The round, formica-topped tables and green vinyl chairs are cheek-to-cheek and run the length of the long cafe. There is a small section with indoor seating, but avoid it at all costs. The action, and the fun, is outdoors, where you've still got a roof over your head (no walls). There is a clatter of chatter amid the clinking of cups and the chomping of dough. Most of the patrons appear to be tourists, if only because they are lugging cameras. This may be what led to the somewhat stern sign nearby: PLEASE WATCH YOUR VALUABLES. The idea is for you to leave with your camera. Safe to say, though, that the locals are also part of the scene at Cafe Du Monde -- maybe not mid-morning or mid-afternoon, when they're likely to be at work, but certainly late into the night, when the locals do it up just right.
Sure as there is sugar on those doughnuts, there will be a musician playing on the sidewalk right outside the cafe. Often a horn player, these musicians play for the crowd, and to the crowd, everything from "Amazing Grace" to "As Time Goes By." Time goes by slowly at Cafe Du Monde -- and give that guy a tip, please.
Jackson Square is diagonally across from the cafe, its statue of Andrew Jackson on horseback serving as a perpetual reminder of who counts in the Big Easy. This square is one of the most romantic plots of land in the Quarter, and is especially serendipitous during the early morning hours, when it is often enshrouded in fog. Old, charming St. Louis Cathedral watches over the square, its tower clock keeping time. The graceful, wrought-iron balconies of the French Quarter are in evidence directly across the street from the Du Monde, a continual reminder of the special nature of this city. The Mighty Mississippi roars a stone's throw away -- if the cafe were quieter, you might hear it. Take another sip and smile at your good fortune -- you're having coffee in N'awlins. Lucky you.
The Marketing Angle
Yes, you can take it with you. Cafe Du Monde sells its ground chicory coffee in one-pound cans (regular or decaf), and you can buy packages of beignet mix as well.
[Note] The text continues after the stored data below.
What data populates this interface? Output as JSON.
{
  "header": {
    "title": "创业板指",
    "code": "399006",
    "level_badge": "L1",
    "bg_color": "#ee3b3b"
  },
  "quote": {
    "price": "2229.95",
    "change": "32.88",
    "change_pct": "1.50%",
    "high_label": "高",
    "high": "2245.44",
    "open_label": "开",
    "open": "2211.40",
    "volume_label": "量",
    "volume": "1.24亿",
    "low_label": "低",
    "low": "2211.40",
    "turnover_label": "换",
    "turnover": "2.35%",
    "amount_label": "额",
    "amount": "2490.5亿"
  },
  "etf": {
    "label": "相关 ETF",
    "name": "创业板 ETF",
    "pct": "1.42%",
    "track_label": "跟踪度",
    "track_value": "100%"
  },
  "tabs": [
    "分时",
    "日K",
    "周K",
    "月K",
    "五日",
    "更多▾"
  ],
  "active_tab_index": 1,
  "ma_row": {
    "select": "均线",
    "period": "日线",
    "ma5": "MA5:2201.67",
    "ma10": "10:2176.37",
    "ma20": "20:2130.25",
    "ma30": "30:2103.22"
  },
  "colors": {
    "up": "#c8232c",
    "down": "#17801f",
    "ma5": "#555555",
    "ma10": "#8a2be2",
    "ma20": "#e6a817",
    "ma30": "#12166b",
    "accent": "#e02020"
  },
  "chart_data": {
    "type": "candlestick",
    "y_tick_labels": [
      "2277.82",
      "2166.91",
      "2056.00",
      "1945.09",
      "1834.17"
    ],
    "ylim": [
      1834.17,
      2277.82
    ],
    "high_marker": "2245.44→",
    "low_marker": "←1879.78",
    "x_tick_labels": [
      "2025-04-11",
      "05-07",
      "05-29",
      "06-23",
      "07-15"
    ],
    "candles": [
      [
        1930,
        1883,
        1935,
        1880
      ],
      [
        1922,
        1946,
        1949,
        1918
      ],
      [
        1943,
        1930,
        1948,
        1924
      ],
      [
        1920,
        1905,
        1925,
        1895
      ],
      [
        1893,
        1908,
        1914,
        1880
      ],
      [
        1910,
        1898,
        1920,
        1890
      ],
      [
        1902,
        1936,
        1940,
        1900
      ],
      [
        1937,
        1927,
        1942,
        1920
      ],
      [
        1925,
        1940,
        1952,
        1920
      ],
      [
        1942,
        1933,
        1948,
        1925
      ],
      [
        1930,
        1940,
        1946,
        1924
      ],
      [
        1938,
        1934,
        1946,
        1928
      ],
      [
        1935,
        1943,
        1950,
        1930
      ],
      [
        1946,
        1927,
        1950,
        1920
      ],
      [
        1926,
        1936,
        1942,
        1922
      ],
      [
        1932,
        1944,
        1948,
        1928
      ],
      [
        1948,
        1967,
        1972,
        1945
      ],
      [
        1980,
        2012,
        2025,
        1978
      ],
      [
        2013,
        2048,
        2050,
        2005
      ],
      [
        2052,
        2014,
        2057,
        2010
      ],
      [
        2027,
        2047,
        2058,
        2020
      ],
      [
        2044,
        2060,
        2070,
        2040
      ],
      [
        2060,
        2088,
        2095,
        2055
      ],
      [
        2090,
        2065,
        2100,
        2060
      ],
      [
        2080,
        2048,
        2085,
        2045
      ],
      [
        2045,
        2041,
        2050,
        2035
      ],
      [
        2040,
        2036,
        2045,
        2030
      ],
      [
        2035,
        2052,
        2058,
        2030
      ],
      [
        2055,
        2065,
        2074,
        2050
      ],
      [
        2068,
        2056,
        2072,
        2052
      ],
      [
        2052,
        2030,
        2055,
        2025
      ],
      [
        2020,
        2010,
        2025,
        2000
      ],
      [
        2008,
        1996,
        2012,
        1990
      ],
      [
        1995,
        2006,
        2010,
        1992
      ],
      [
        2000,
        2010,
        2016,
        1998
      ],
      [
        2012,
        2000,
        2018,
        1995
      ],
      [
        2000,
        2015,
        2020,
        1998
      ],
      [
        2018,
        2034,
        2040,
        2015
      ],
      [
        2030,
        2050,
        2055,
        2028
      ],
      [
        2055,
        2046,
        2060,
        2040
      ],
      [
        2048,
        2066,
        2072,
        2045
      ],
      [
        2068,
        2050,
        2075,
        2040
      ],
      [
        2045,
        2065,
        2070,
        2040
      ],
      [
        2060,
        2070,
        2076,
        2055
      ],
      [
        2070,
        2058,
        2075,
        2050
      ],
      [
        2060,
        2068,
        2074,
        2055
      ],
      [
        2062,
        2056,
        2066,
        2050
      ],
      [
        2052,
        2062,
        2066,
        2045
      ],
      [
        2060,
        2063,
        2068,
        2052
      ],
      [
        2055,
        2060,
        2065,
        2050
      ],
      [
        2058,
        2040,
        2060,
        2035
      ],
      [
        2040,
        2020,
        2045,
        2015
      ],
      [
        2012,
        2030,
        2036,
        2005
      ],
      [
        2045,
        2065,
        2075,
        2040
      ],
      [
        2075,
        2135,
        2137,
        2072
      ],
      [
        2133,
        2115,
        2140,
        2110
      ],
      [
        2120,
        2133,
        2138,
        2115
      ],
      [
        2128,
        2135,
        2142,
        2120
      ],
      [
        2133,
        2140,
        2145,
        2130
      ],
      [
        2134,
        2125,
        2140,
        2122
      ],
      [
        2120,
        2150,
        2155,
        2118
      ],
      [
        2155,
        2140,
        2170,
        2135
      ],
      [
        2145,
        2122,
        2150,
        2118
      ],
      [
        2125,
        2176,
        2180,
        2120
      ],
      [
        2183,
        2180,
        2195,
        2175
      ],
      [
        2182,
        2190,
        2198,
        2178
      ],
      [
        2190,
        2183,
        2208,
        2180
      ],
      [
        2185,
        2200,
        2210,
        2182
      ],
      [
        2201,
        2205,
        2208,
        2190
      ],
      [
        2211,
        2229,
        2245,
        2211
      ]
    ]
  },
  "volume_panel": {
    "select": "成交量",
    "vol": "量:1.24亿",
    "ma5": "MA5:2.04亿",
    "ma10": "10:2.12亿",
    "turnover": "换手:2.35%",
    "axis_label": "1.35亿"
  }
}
The good news is you can enjoy these goodies in the privacy of your own home. But what about the horn player? And that gal from Kansas with powdered sugar on her nose, her husband having fun with her? The scene here is half the fun, and I'm not sure you can take that with you.
Part cafe, part carnival, all pleasure. Don't miss Cafe Du Monde on your next visit to New Orleans.
800 Decatur Street, New Orleans
Open 24 hours a day year-round (closed only on Christmas Day).